I’d written for the likes of ‘Alas Smith & Jones’ and ‘Mr. Bean’ and had penned and polished a few film scripts. The film company, ‘Working Title’ commissioned a script from me years ago but it never got to the screen. ‘The Blue Tailed Falcon’ was its title and the producer suggested it would make a better book. Though there was a fair amount of comedy in the script, the film was essentially to be a mystery thriller.
Years later, I wrote seven chapters of a book version, renaming it, ‘Rough Music’ and sent them to Steve Jeanes, a writer friend in Brighton , anticipating great praise, of course. I was therefore thoroughly miffed with his emailed response: “Must meet for a pint. You can’t write!”
So, with a few well-rehearsed insults and mentally dragging my trophy cabinet behind me (not a burdensome task, sadly) I entered ‘The Open House’ pub in Brighton.
“Are you mad?” I almost yelled, There was such pity in his eyes when he replied, “You can’t write, mate. I’ll get ‘em in.”
I sat, fuming, until he tipped up at the table with the drinks, and launched into a grand list of my achievements, starting with the fact that ‘Mr. Bean’ continues to sell to over 150 countries with new audiences for the show being born every day. I understood story structure, I told him, blah, blah, blah… I understood character development!
“I’ve done the Robert McKee course twice and the John Truby lectures, for God’s sake!” (Movie writing gurus). I had the skills, and all the right tools and I had good ideas, I whined.
Steve took a thoughtful sip of his Guinness and proved to me in ten minutes that, indeed, I could not write.
In my first attempt at ‘Rough Music’, I’d made the most obvious blunders of a first-timer. The list of errors was long and I’m embarrassed to even admit to some of them here.
‘Point of View.’ I was telling the story through the heads of two characters in the same scene or sequence at the same time, which really doesn’t feel right to the reader. ‘Show Don’t Tell’. Don’t say it happened, let the reader see it happen. I was guilty on both those counts and more.
I’ve read books since I was young and do so obsessively now, and I still hadn’t noticed the smoke and mirrors that authors employ in their craft. I foolishly thought it was just us TV and film writers that, oh so cleverly, ‘suspended disbelief’ in our work, for instance. Doh!
After that rap on the knuckles, I spent a year doing what I should’ve done in the first place and learned how to write books, which is very different from scriptwriting. After all, as Steve put it, “Even if you were a plumber, you wouldn’t install central heating in your house without learning how to do it first.” After almost thirty years as a writer, I still had to go back to school. And I’m still learning.

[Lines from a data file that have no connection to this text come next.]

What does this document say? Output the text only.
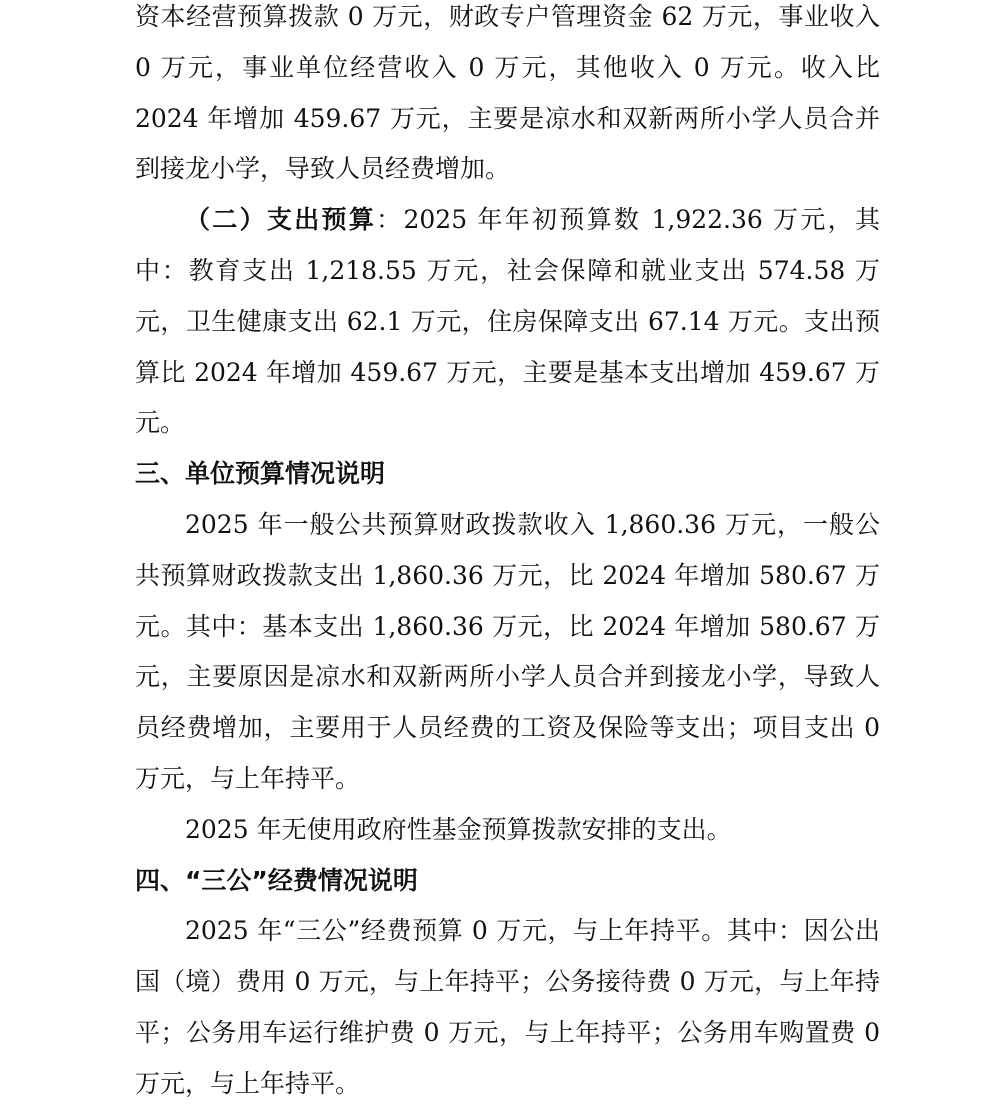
资本经营预算拨款 0 万元，财政专户管理资金 62 万元，事业收入 0 万元，事业单位经营收入 0 万元，其他收入 0 万元。收入比 2024 年增加 459.67 万元，主要是凉水和双新两所小学人员合并到接龙小学，导致人员经费增加。

（二）支出预算：2025 年年初预算数 1,922.36 万元，其中：教育支出 1,218.55 万元，社会保障和就业支出 574.58 万元，卫生健康支出 62.1 万元，住房保障支出 67.14 万元。支出预算比 2024 年增加 459.67 万元，主要是基本支出增加 459.67 万元。

三、单位预算情况说明

2025 年一般公共预算财政拨款收入 1,860.36 万元，一般公共预算财政拨款支出 1,860.36 万元，比 2024 年增加 580.67 万元。其中：基本支出 1,860.36 万元，比 2024 年增加 580.67 万元，主要原因是凉水和双新两所小学人员合并到接龙小学，导致人员经费增加，主要用于人员经费的工资及保险等支出；项目支出 0 万元，与上年持平。

2025 年无使用政府性基金预算拨款安排的支出。

四、“三公”经费情况说明

2025 年“三公”经费预算 0 万元，与上年持平。其中：因公出国（境）费用 0 万元，与上年持平；公务接待费 0 万元，与上年持平；公务用车运行维护费 0 万元，与上年持平；公务用车购置费 0 万元，与上年持平。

It is said that there is a book in all of us, and that is true, but only if we take the time to learn how to do it. Most of us already have the tools, there’s just a few more worth putting in the box. And the great thing is, it’s a really enjoyable process. To that end, there are plenty of books and creative writing courses out there, and loads of free stuff online. So, those of you who have a book in you – no excuses – just get going. And good luck!